(This is an extension of the original post by Rhys Oxenhams).
Lately, I’ve noticed that my MBP often slows down drastically after it’s on for a while, or if I run some computation-intensive multi-threaded code. Today, I finally decided to explore the problem. (DISCLAIMER: I am a OS X noobie – I do most of my code in linux – so please take what I say with a grain of salt. Nonetheless, if it seems that you have having a similar problem, I encourage you to try out this method. Be sure to let me know if it works!) The way I see it, you have two solutions:
Option 1: Use Windows
People in the tech industry often forget that Windows, apart from its myraid of issues related to security, is actually a well-designed operating system. Yes, OS X maintains a higher level of compatibility with Linux systems, but Windows is still superior on some fronts. I use my Windows partition primarily for running large-scale image processing experiments in MATLAB (it runs horribly slow in OS X), and for performing GPU-intensive tasks (I increase both core and memory clock frequencies for the discrete 750M).

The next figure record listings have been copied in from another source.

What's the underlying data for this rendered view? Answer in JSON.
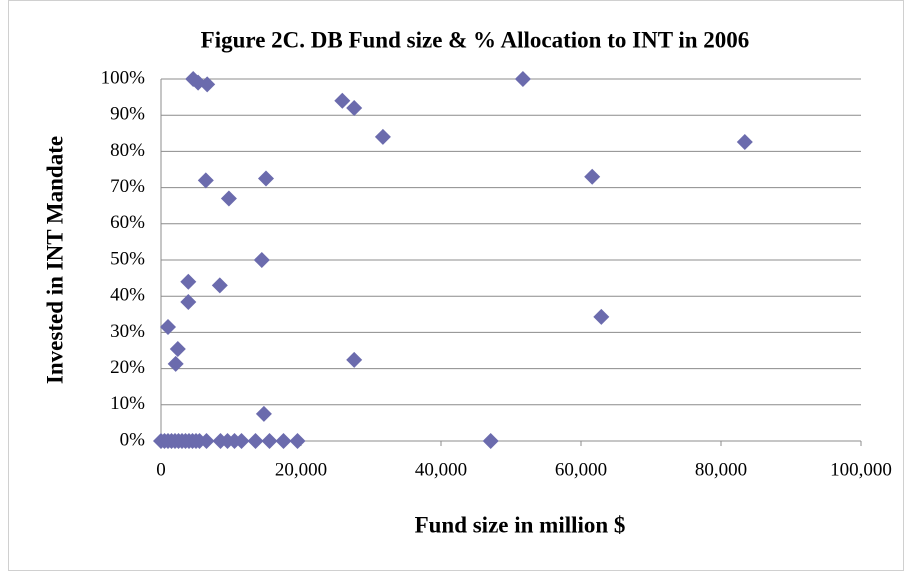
{
  "chart_data": {
    "type": "scatter",
    "title": "Figure 2C. DB Fund size & % Allocation to INT in 2006",
    "x_label": "Fund size in million $",
    "y_label": "Invested in INT Mandate",
    "color": "#6b6bad",
    "grid": true,
    "xlim": [
      0,
      100000
    ],
    "ylim": [
      0,
      100
    ],
    "xticks": [
      0,
      {
        "value": 20000,
        "label": "20,000"
      },
      {
        "value": 40000,
        "label": "40,000"
      },
      {
        "value": 60000,
        "label": "60,000"
      },
      {
        "value": 80000,
        "label": "80,000"
      },
      {
        "value": 100000,
        "label": "100,000"
      }
    ],
    "yticks": [
      {
        "value": 0,
        "label": "0%"
      },
      {
        "value": 10,
        "label": "10%"
      },
      {
        "value": 20,
        "label": "20%"
      },
      {
        "value": 30,
        "label": "30%"
      },
      {
        "value": 40,
        "label": "40%"
      },
      {
        "value": 50,
        "label": "50%"
      },
      {
        "value": 60,
        "label": "60%"
      },
      {
        "value": 70,
        "label": "70%"
      },
      {
        "value": 80,
        "label": "80%"
      },
      {
        "value": 90,
        "label": "90%"
      },
      {
        "value": 100,
        "label": "100%"
      }
    ],
    "x": [
      4600,
      5300,
      6600,
      25900,
      27600,
      51700,
      31700,
      83400,
      6400,
      15000,
      61600,
      9700,
      14400,
      3900,
      8400,
      3900,
      62900,
      1000,
      2400,
      2100,
      27600,
      14700,
      47100,
      0,
      500,
      1000,
      1500,
      2000,
      2500,
      3000,
      3500,
      4000,
      4500,
      5000,
      5500,
      6500,
      8500,
      9500,
      10500,
      11500,
      13500,
      15500,
      17500,
      19500
    ],
    "values": [
      100,
      99,
      98.5,
      94,
      92,
      100,
      84,
      82.6,
      72,
      72.5,
      73,
      67,
      50,
      44,
      43,
      38.4,
      34.3,
      31.5,
      25.4,
      21.3,
      22.4,
      7.5,
      0,
      0,
      0,
      0,
      0,
      0,
      0,
      0,
      0,
      0,
      0,
      0,
      0,
      0,
      0,
      0,
      0,
      0,
      0,
      0,
      0,
      0
    ]
  }
}
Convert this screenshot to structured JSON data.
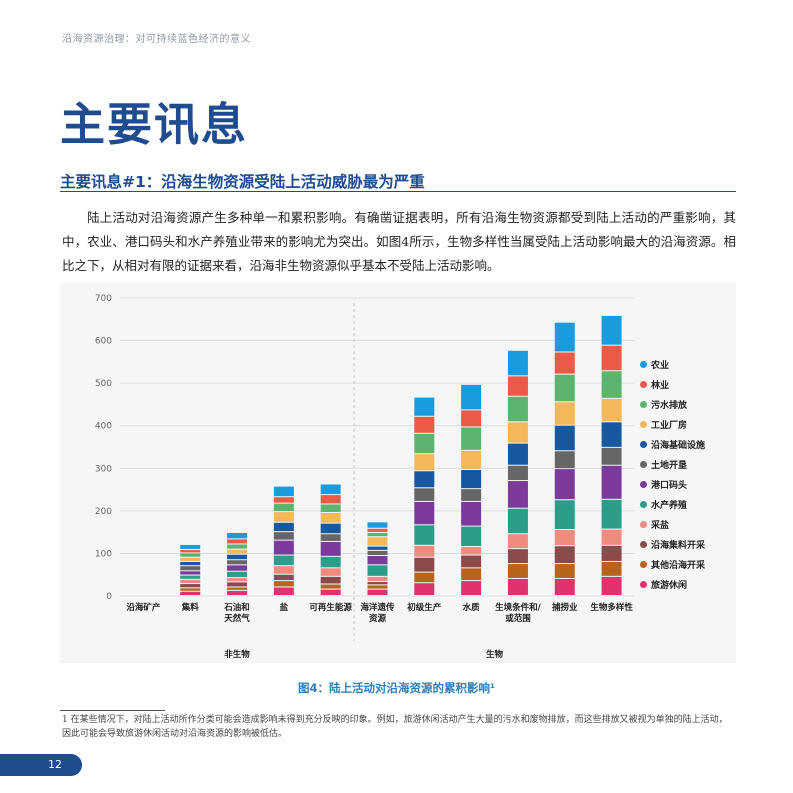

From my experience, booting into Windows removes the the throttling issues. Of course, your computer will still shut down if any of the core components reaches a temperature of Tjunction, which is typically somewhere around 100 degrees Celsius for mobile CPUs and 150 degrees or so for GPUs.
Option 2: Modify kernel drivers
Warning: modify kernel drivers at your own risk.
There is a way, however, to reduce throttling directly in OS X. After replicating this condition, I checked both the activity monitor and ran top (which displays the most CPU-intensive, i.e. top, processes). I quickly noticed that the generic “kernel_task” process was responsible for a huge portion of the CPU usage on my computer. A quick google search led me to the link above, which I promptly tried. It seemed to make sense as well – MBPs are known for throttling both CPUs and GPUs in order to meet power and temperature constraints, and Intel’s SpeedStep technology paves the way for OS X to dynamically adjust the clock periods of the on-board oscillators. One can imagine why this is just by looking at their design, too.
One problem – the numerical portion of the model identifier for all mid-2014 MBPs is 11,3, which, after looking inside the aforementioned kext (kernel driver), the file that we need to identify and remove doesn’t actually exist. If you try removing all plists within the kext, nothing noticeable happens upon reboot – the driver continues to hog resources.
It turns out that you can use the
pmset, which allows you to manage a variety of power-related settings from the command line. Open up a terminal and type:
sudo pmset -a dps 0
It should disable dynamic clock cycle changes and other “power optimizations” which OS X automatically does.